Decision-preserving workflow¶

freshdata is the explainable cleaning layer: clean once, explain always, remember next time. These features turn a one-off clean into a reusable, auditable workflow from notebook exploration to production governance.

Cleaning memory¶

Record human-approved decisions and replay them on similar future data.

import freshdata as fd

cleaned, report = fd.clean(df, return_report=True)

memory = fd.learn_cleaning_memory(df, decisions=report, dataset_id="crm_contacts")
memory.to_json("crm_memory.json")        # or "crm_memory.sqlite" — no server

# next week, on new data of the same shape:
memory = fd.load_cleaning_memory("crm_memory.json")
cleaned, report = fd.clean(df_next, memory=memory, return_report=True)

Memory stores the dataset signature, column roles, accepted/rejected decisions, thresholds, value-pattern decisions and stakeholder exceptions, with timestamp and version metadata. On replay freshdata checks the new data still matches what it learned; if it drifted too much, replay is blocked and the report explains why rather than applying stale decisions. Replayed actions are marked status="approved" / memory_influenced=True so the audit trail is honest. memory.diff(other) and memory.summary() round out the API.

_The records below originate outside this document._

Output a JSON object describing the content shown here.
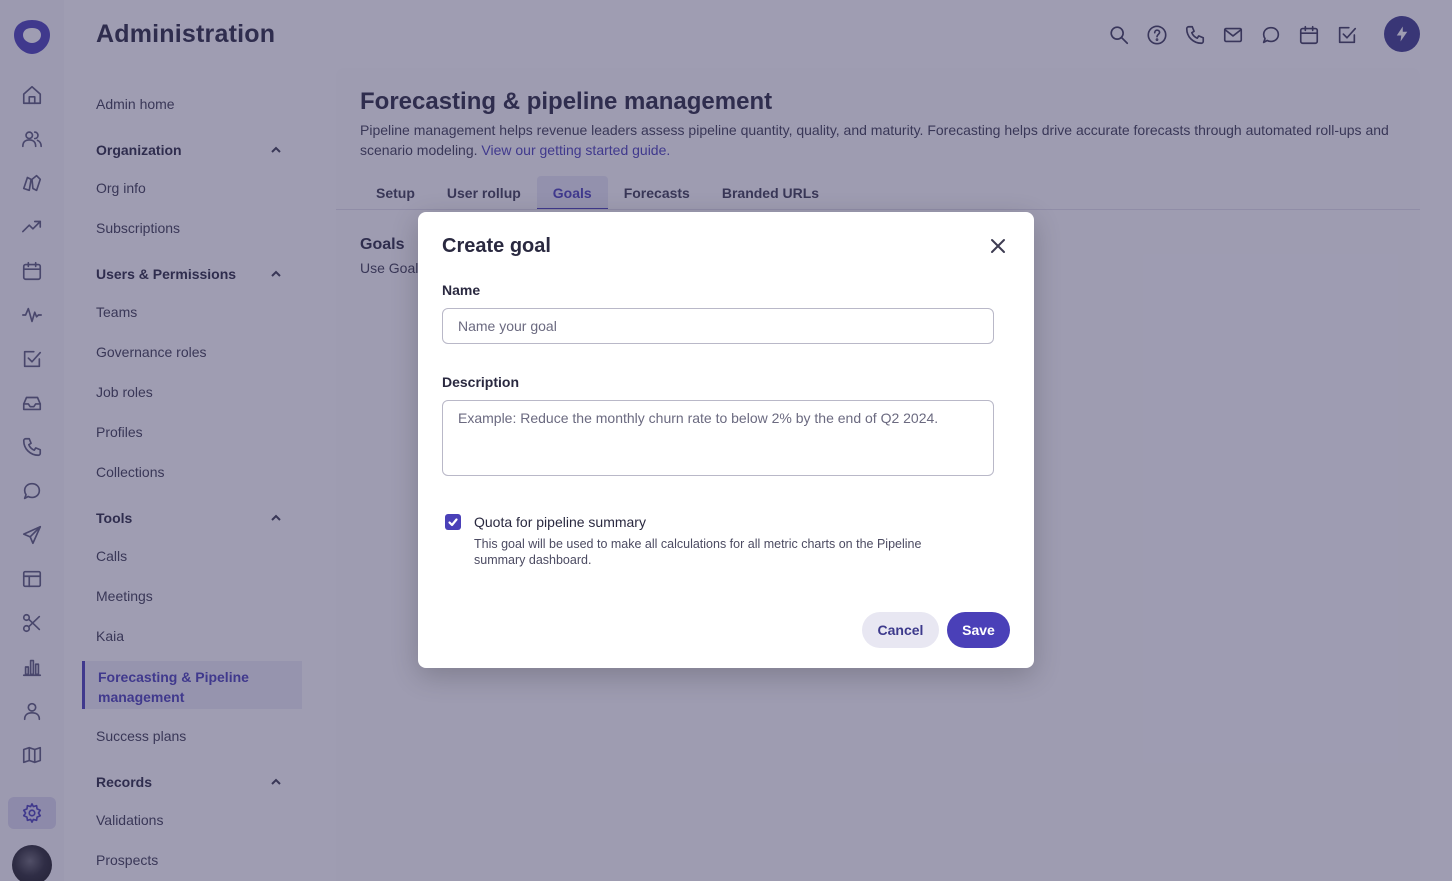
{
  "header": {
    "title": "Administration",
    "icons": [
      "search-icon",
      "help-icon",
      "phone-icon",
      "mail-icon",
      "chat-icon",
      "calendar-icon",
      "tasks-icon"
    ],
    "action_icon": "lightning-icon"
  },
  "rail": {
    "icons": [
      "home-icon",
      "people-icon",
      "deals-icon",
      "trending-icon",
      "calendar-icon",
      "activity-icon",
      "tasks-icon",
      "inbox-icon",
      "phone-icon",
      "chat-icon",
      "send-icon",
      "layout-icon",
      "scissors-icon",
      "bar-chart-icon",
      "person-icon",
      "map-icon",
      "settings-icon"
    ],
    "active": "settings-icon"
  },
  "subnav": {
    "admin_home": "Admin home",
    "sections": [
      {
        "title": "Organization",
        "items": [
          "Org info",
          "Subscriptions"
        ]
      },
      {
        "title": "Users & Permissions",
        "items": [
          "Teams",
          "Governance roles",
          "Job roles",
          "Profiles",
          "Collections"
        ]
      },
      {
        "title": "Tools",
        "items": [
          "Calls",
          "Meetings",
          "Kaia",
          "Forecasting & Pipeline management",
          "Success plans"
        ]
      },
      {
        "title": "Records",
        "items": [
          "Validations",
          "Prospects"
        ]
      }
    ],
    "active_item": "Forecasting & Pipeline management"
  },
  "main": {
    "title": "Forecasting & pipeline management",
    "description": "Pipeline management helps revenue leaders assess pipeline quantity, quality, and maturity. Forecasting helps drive accurate forecasts through automated roll-ups and scenario modeling.",
    "link": "View our getting started guide.",
    "tabs": [
      "Setup",
      "User rollup",
      "Goals",
      "Forecasts",
      "Branded URLs"
    ],
    "active_tab": "Goals",
    "section_title": "Goals",
    "section_text": "Use Goals"
  },
  "modal": {
    "title": "Create goal",
    "name_label": "Name",
    "name_placeholder": "Name your goal",
    "description_label": "Description",
    "description_placeholder": "Example: Reduce the monthly churn rate to below 2% by the end of Q2 2024.",
    "checkbox_checked": true,
    "checkbox_label": "Quota for pipeline summary",
    "checkbox_help": "This goal will be used to make all calculations for all metric charts on the Pipeline summary dashboard.",
    "cancel": "Cancel",
    "save": "Save"
  },
  "colors": {
    "accent": "#4a40b8",
    "overlay": "#37325f",
    "text": "#2a2940"
  }
}
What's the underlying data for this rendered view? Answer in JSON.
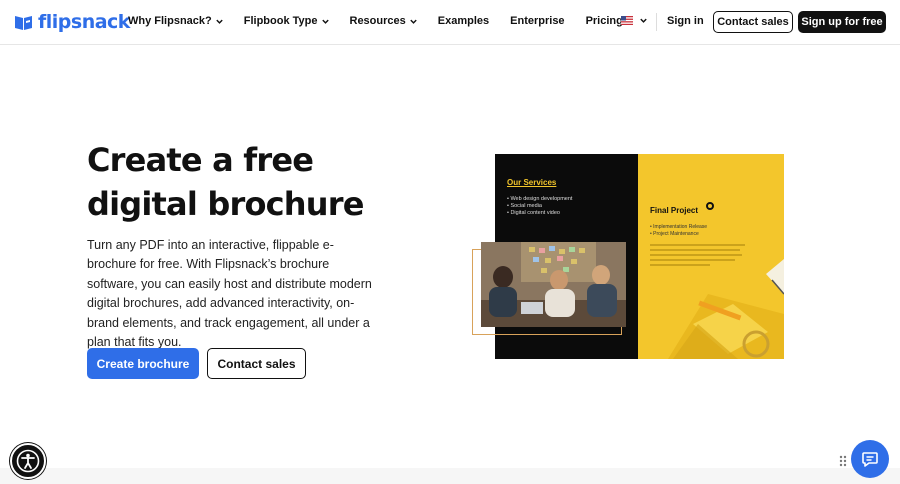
{
  "brand": {
    "name": "flipsnack",
    "accent": "#2f6ee8"
  },
  "nav": {
    "items": [
      {
        "label": "Why Flipsnack?",
        "dropdown": true
      },
      {
        "label": "Flipbook Type",
        "dropdown": true
      },
      {
        "label": "Resources",
        "dropdown": true
      },
      {
        "label": "Examples",
        "dropdown": false
      },
      {
        "label": "Enterprise",
        "dropdown": false
      },
      {
        "label": "Pricing",
        "dropdown": false
      }
    ],
    "language_icon": "us-flag-icon",
    "signin_label": "Sign in",
    "contact_label": "Contact sales",
    "signup_label": "Sign up for free"
  },
  "hero": {
    "title_line1": "Create a free",
    "title_line2": "digital brochure",
    "description": "Turn any PDF into an interactive, flippable e-brochure for free. With Flipsnack’s brochure software, you can easily host and distribute modern digital brochures, add advanced interactivity, on-brand elements, and track engagement, all under a plan that fits you.",
    "primary_cta": "Create brochure",
    "secondary_cta": "Contact sales"
  },
  "brochure": {
    "left_title": "Our Services",
    "left_items": [
      "• Web design development",
      "• Social media",
      "• Digital content video"
    ],
    "right_title": "Final Project",
    "right_items": [
      "• Implementation Release",
      "• Project Maintenance"
    ]
  },
  "floating": {
    "accessibility_icon": "accessibility-icon",
    "chat_icon": "chat-icon"
  }
}
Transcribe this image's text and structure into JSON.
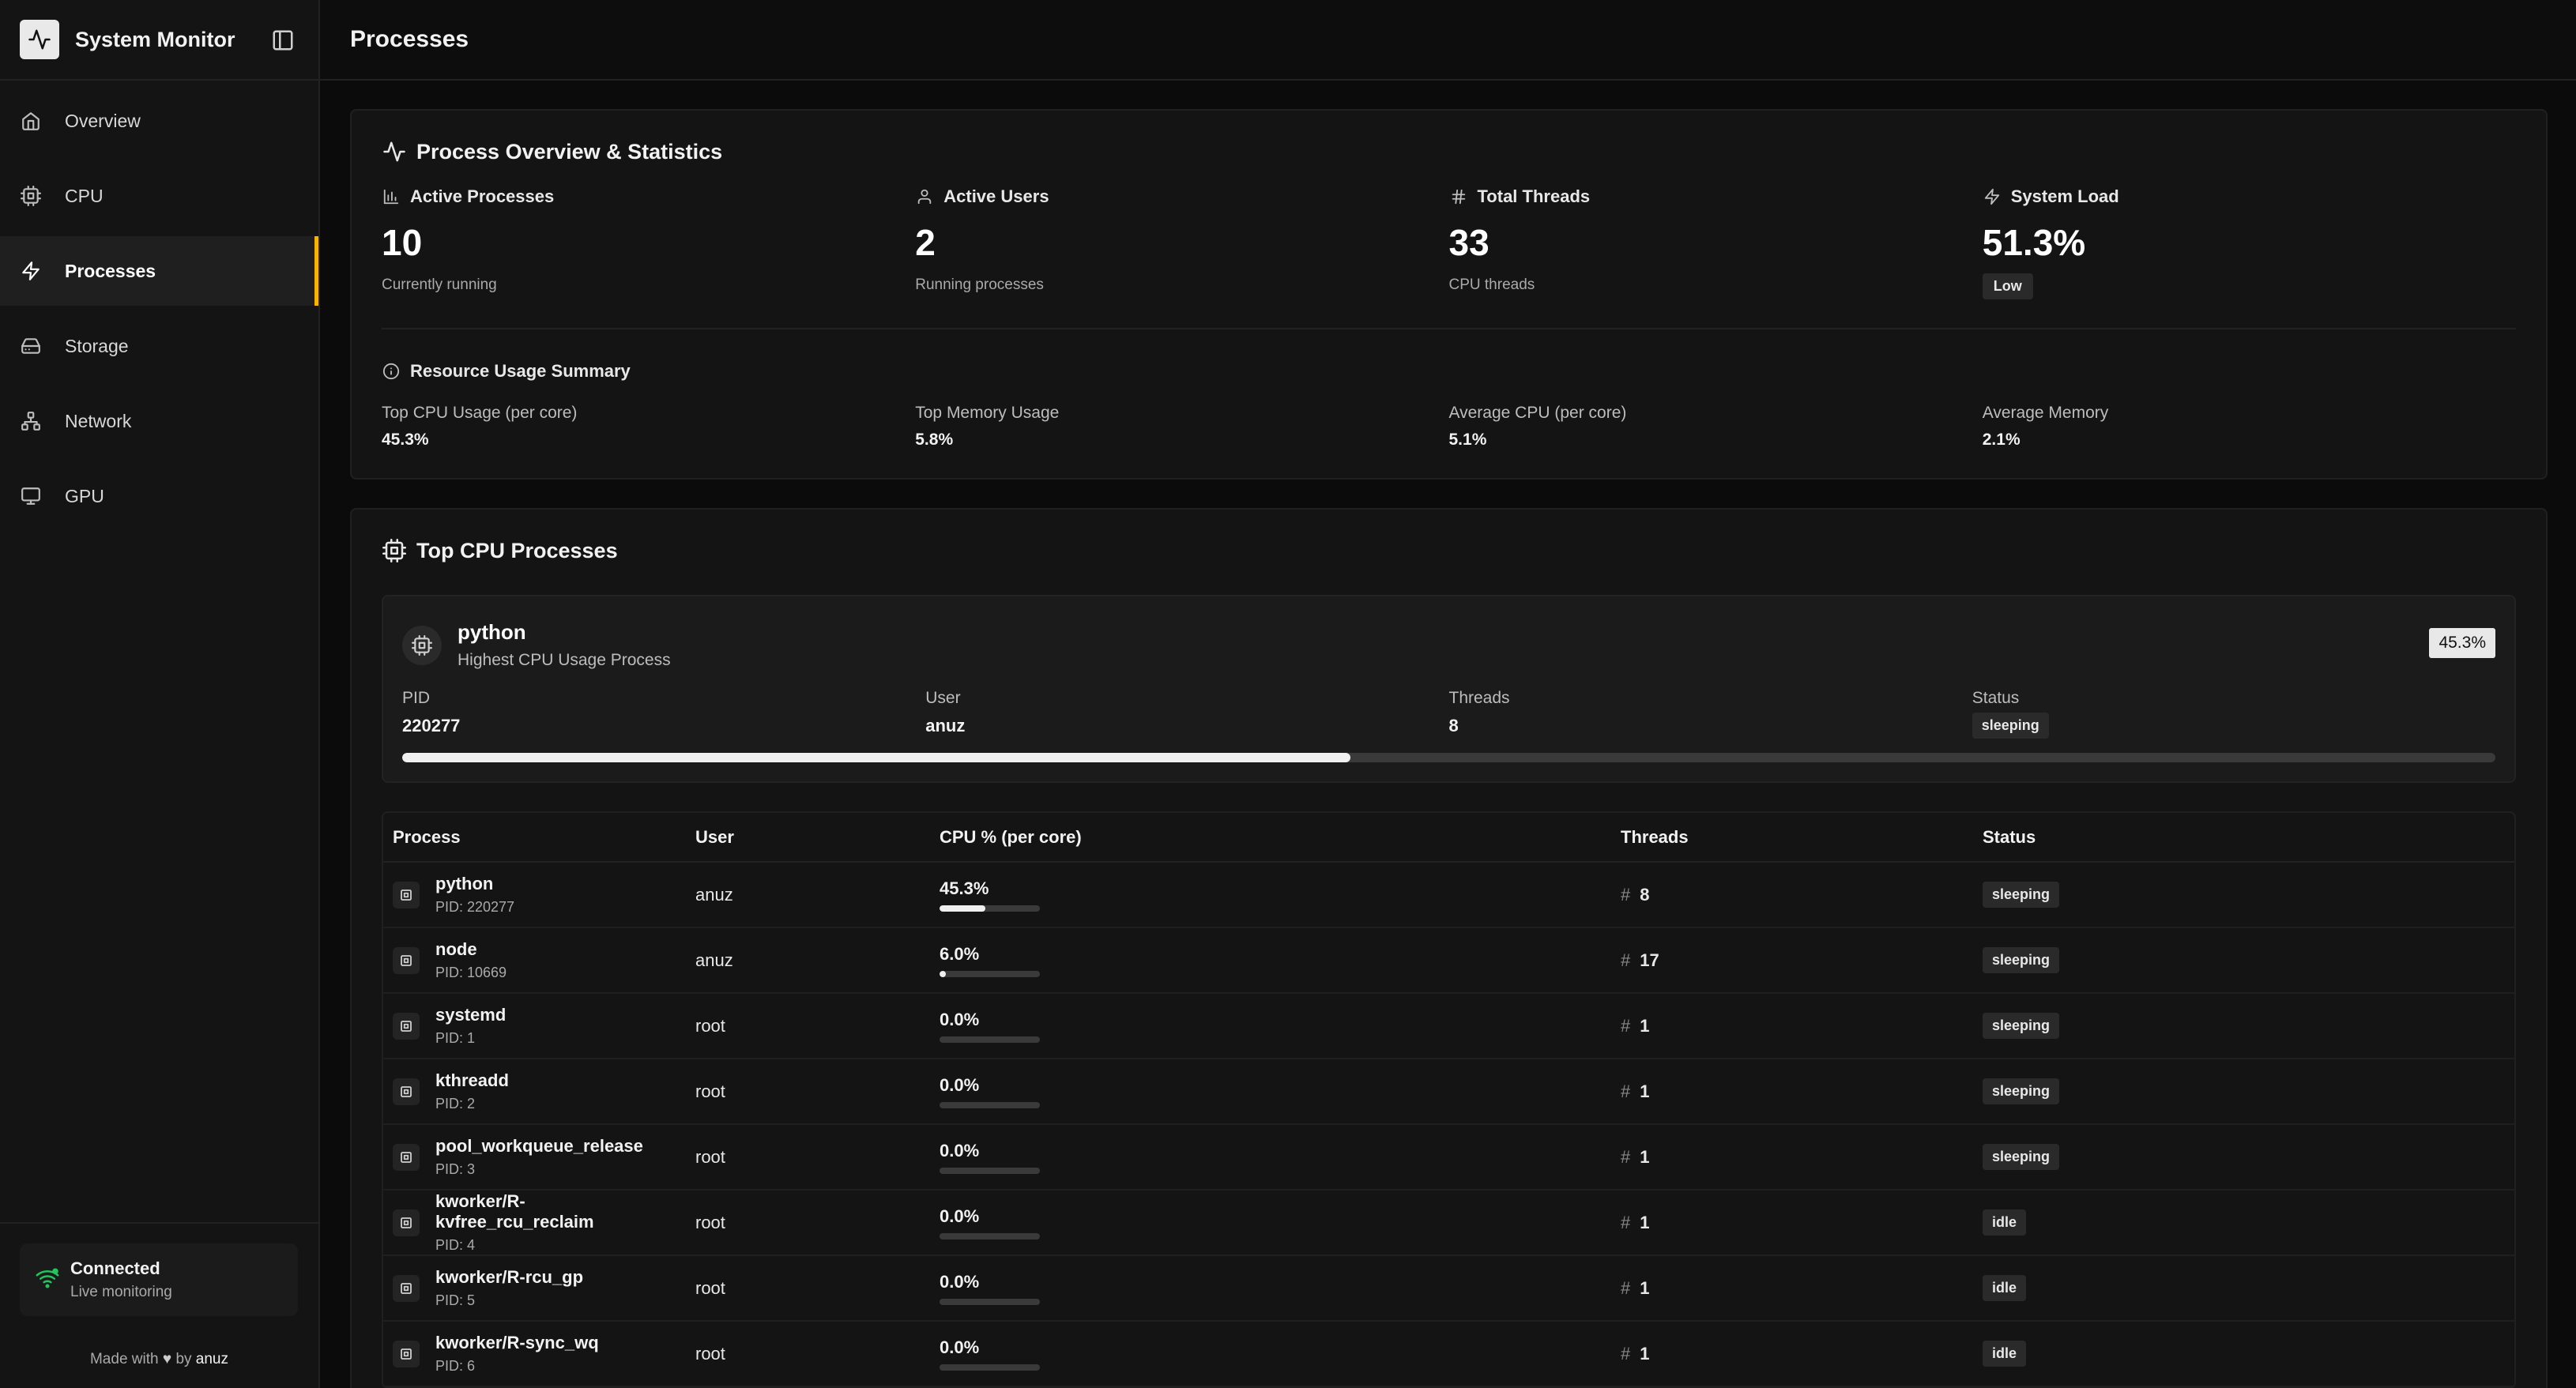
{
  "app": {
    "title": "System Monitor"
  },
  "sidebar": {
    "items": [
      {
        "label": "Overview",
        "icon": "home-icon",
        "active": false
      },
      {
        "label": "CPU",
        "icon": "cpu-icon",
        "active": false
      },
      {
        "label": "Processes",
        "icon": "zap-icon",
        "active": true
      },
      {
        "label": "Storage",
        "icon": "hard-drive-icon",
        "active": false
      },
      {
        "label": "Network",
        "icon": "network-icon",
        "active": false
      },
      {
        "label": "GPU",
        "icon": "monitor-icon",
        "active": false
      }
    ],
    "connection": {
      "title": "Connected",
      "subtitle": "Live monitoring",
      "status_color": "#22c55e"
    },
    "footer": {
      "prefix": "Made with",
      "suffix": "by",
      "author": "anuz"
    }
  },
  "header": {
    "title": "Processes"
  },
  "overview": {
    "title": "Process Overview & Statistics",
    "stats": [
      {
        "label": "Active Processes",
        "value": "10",
        "sub": "Currently running"
      },
      {
        "label": "Active Users",
        "value": "2",
        "sub": "Running processes"
      },
      {
        "label": "Total Threads",
        "value": "33",
        "sub": "CPU threads"
      },
      {
        "label": "System Load",
        "value": "51.3%",
        "badge": "Low"
      }
    ],
    "summary_title": "Resource Usage Summary",
    "summary": [
      {
        "label": "Top CPU Usage (per core)",
        "value": "45.3%"
      },
      {
        "label": "Top Memory Usage",
        "value": "5.8%"
      },
      {
        "label": "Average CPU (per core)",
        "value": "5.1%"
      },
      {
        "label": "Average Memory",
        "value": "2.1%"
      }
    ]
  },
  "top_cpu": {
    "title": "Top CPU Processes",
    "highlight": {
      "name": "python",
      "description": "Highest CPU Usage Process",
      "cpu": "45.3%",
      "cpu_fraction": 0.453,
      "pid_label": "PID",
      "pid": "220277",
      "user_label": "User",
      "user": "anuz",
      "threads_label": "Threads",
      "threads": "8",
      "status_label": "Status",
      "status": "sleeping"
    },
    "table": {
      "headers": [
        "Process",
        "User",
        "CPU % (per core)",
        "Threads",
        "Status"
      ],
      "rows": [
        {
          "name": "python",
          "pid": "PID: 220277",
          "user": "anuz",
          "cpu": "45.3%",
          "cpu_fraction": 0.453,
          "threads": "8",
          "status": "sleeping"
        },
        {
          "name": "node",
          "pid": "PID: 10669",
          "user": "anuz",
          "cpu": "6.0%",
          "cpu_fraction": 0.06,
          "threads": "17",
          "status": "sleeping"
        },
        {
          "name": "systemd",
          "pid": "PID: 1",
          "user": "root",
          "cpu": "0.0%",
          "cpu_fraction": 0,
          "threads": "1",
          "status": "sleeping"
        },
        {
          "name": "kthreadd",
          "pid": "PID: 2",
          "user": "root",
          "cpu": "0.0%",
          "cpu_fraction": 0,
          "threads": "1",
          "status": "sleeping"
        },
        {
          "name": "pool_workqueue_release",
          "pid": "PID: 3",
          "user": "root",
          "cpu": "0.0%",
          "cpu_fraction": 0,
          "threads": "1",
          "status": "sleeping"
        },
        {
          "name": "kworker/R-kvfree_rcu_reclaim",
          "pid": "PID: 4",
          "user": "root",
          "cpu": "0.0%",
          "cpu_fraction": 0,
          "threads": "1",
          "status": "idle"
        },
        {
          "name": "kworker/R-rcu_gp",
          "pid": "PID: 5",
          "user": "root",
          "cpu": "0.0%",
          "cpu_fraction": 0,
          "threads": "1",
          "status": "idle"
        },
        {
          "name": "kworker/R-sync_wq",
          "pid": "PID: 6",
          "user": "root",
          "cpu": "0.0%",
          "cpu_fraction": 0,
          "threads": "1",
          "status": "idle"
        }
      ]
    }
  }
}
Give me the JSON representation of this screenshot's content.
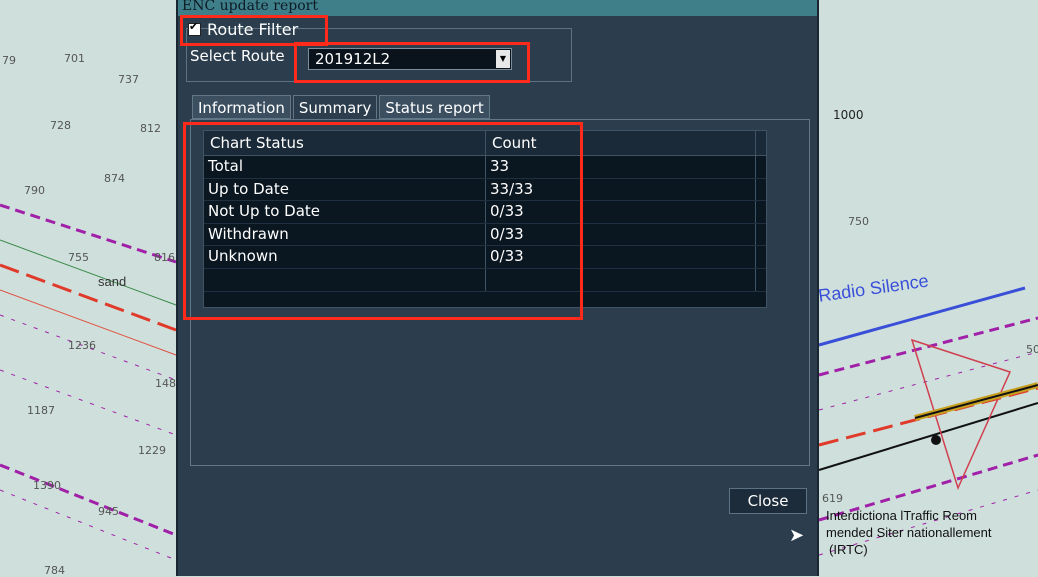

Compare to a baseline (drift)¶

Dead-simple temporal quality comparison.

diff = fd.compare_to_baseline(
    current_df,
    baseline=last_week_df,        # a raw DataFrame, or a prebuilt DatasetBaseline
    key="customer_id",
    event_time="updated_at",
)
diff.what_likely_matters()        # business-language highlights
diff.show()                       # interactive drift report

Reports schema diff (added / removed / dtype-changed columns), completeness and duplicate deltas, category churn, distribution shift, and — with key= — key-level record counts (added / removed / changed). .to_frame(), .to_dict() and .to_html() are all available.

Quality-debt ledger¶

A middle ground between hard failure and ignoring issues.

cleaned, gate = fd.evaluate_quality_debt(
    df,
    debt_policy="warn_then_fail",     # "warn" | "fail" | "warn_then_fail"
    ledger="quality_debt.sqlite",
)
print(gate.status)                    # "pass" | "warn" | "fail"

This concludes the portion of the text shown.